Further EUR/USD gains will be harder to come by, with an immediate obstacle around 1.2500. Perhaps another reason for China to be cautious about the pace of CNY appreciation is the likelihood of further EUR weakness and the impact that this would have on China’s trade with Europe. As it is EUR/CNY has already dropped by over 13% so far this year and China will not want to enact measures that will accelerate the pace of the move in the currency pair.

World Cup FX Positioning/Data Highlights

The market tone felt decidedly better over the course of the last week although it was difficult to tell if this was due to position squaring ahead of the World Cup football or a genuine improvement in sentiment. There was no particular event or data release that acted as a catalyst either, with the European Central Bank (ECB) and Bank of England (BoE) meetings passing with little fanfare.

US data ended the week mixed, with retail sales disappointing in May but in contrast June consumer confidence beating expectations. Although questions about the pace of recovery remain, other data such as the Fed’s Beige Book suggest that recovery remains on track, sentiment echoed, albeit cautiously by Fed Chairman Bernanke last week.

Attention this week will centre on inflation data. Expected benign CPI readings will support the view that the Fed will take its time to raise interest rates. Speeches by the Fed’s Bullard, Plosser and Bernanke this week will be eyed for further clues on Fed thinking.

Central banks in Brazil and New Zealand hiked rates last week but this is not likely to be echoed this week. No change is likely from both the Bank of Japan and Swiss National Bank although there will be plenty of attention on the SNB’s comments on the CHF following recent data showing a surge in FX reserves due to currency intervention. The BoJ is unlikely to announce anything new but perhaps some further detail on the loan support plan could be forthcoming.

Manufacturing data will also garner some attention, with the US June Empire and Philly Fed surveys and May industrial production on tap. All three reports will confirm the improving trend in manufacturing activity in the US. Housing data will look weaker, with starts set to pull back in starts in May following the expiry of government tax incentive programmes though permits are set to rise.

In Europe, the June German ZEW (econ sentiment) investor sentiment survey will likely slip slightly due to ongoing fiscal/debt worries but this will be countered by stronger domestic data.

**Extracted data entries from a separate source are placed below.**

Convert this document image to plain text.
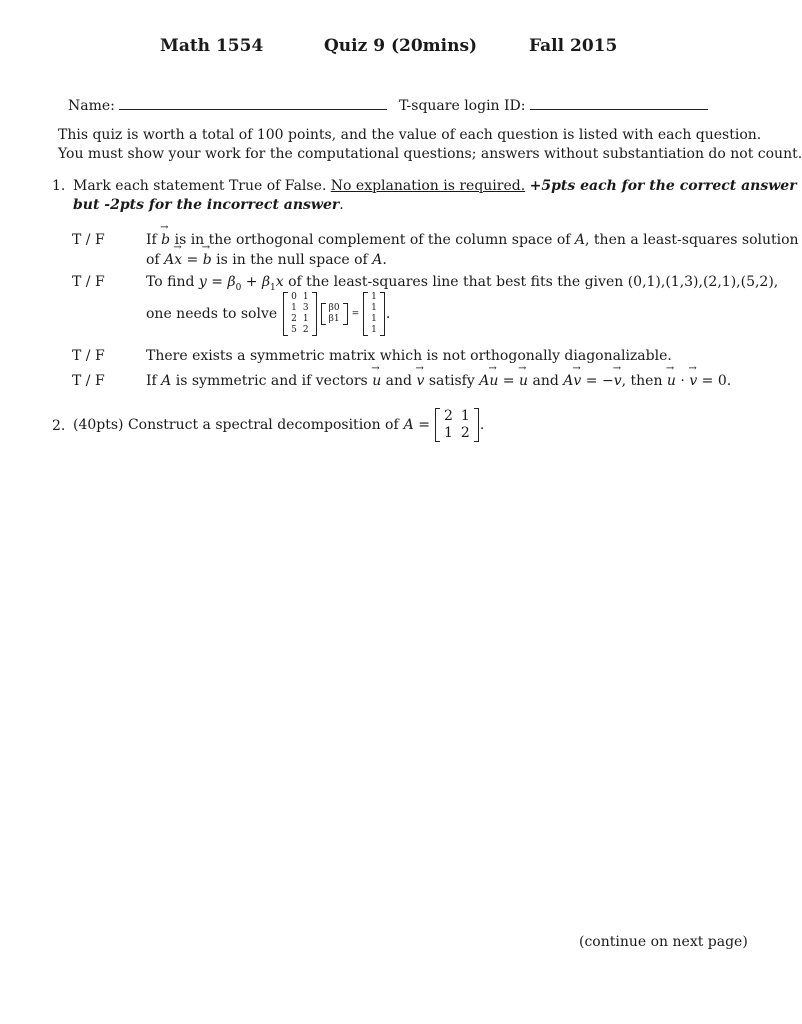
Math 1554	Quiz 9 (20mins)	Fall 2015
Name:	T-square login ID:
This quiz is worth a total of 100 points, and the value of each question is listed with each question.
You must show your work for the computational questions; answers without substantiation do not count.
1. Mark each statement True of False. No explanation is required. +5pts each for the correct answer
but -2pts for the incorrect answer.
T / F	If → b is in the orthogonal complement of the column space of A, then a least-squares solution
of A→ x = → b is in the null space of A.
T / F	To find $y = \beta_0 + \beta_1x$ of the least-squares line that best fits the given (0,1),(1,3),(2,1),(5,2),
one needs to solve
0	1
1	3
2	1
5	2
β0
β1 =
1
1
1
1
.
T / F	There exists a symmetric matrix which is not orthogonally diagonalizable.
T / F	If A is symmetric and if vectors → u and → v satisfy A→ u = → u and A→ v = −→ v, then → u · → v = 0.
2. (40pts) Construct a spectral decomposition of A =
2	1
1	2 .
(continue on next page)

In any case the index remains at a high level and a slight drop is unlikely to derail markets.

GBP may find some support form upgrade of UK growth forecasts by the CBI to 1.3% for 2010 and relatively hawkish comments from the BoE’s Sentance in the weekend press warning that inflation is higher than expected, indicating that the Bank may need to hike rates sooner than expected.

Further GBP/USD direction will come from CPI and retail sales data this week as well as public borrowing figures and a report by the new Office of Budget Responsibility on the UK’s fiscal position ahead of the June 22 budget. A break above GBP/USD resistance around 1.4760 is unlikely to materialise.

Despite the many data releases this week, the overall tone is likely to be one of consolidation and reduced volatility in the days ahead. This may allow EUR/USD to gain some ground due to short covering, with the CFTC commitment of traders (IMM) report revealing a further increase in net short speculative positions last week, close to the record set a few weeks back, though we suspect that there will be strong resistance around 1.2227.

The fact that the IMM data revealed that net aggregate net USD long positions reached an all time high last week, highlights the potential for profit taking this week. USD/JPY will look to take out resistance around 92.55 but this looks unlikely unless the BoJ dishes up anything particularly dovish from its meeting.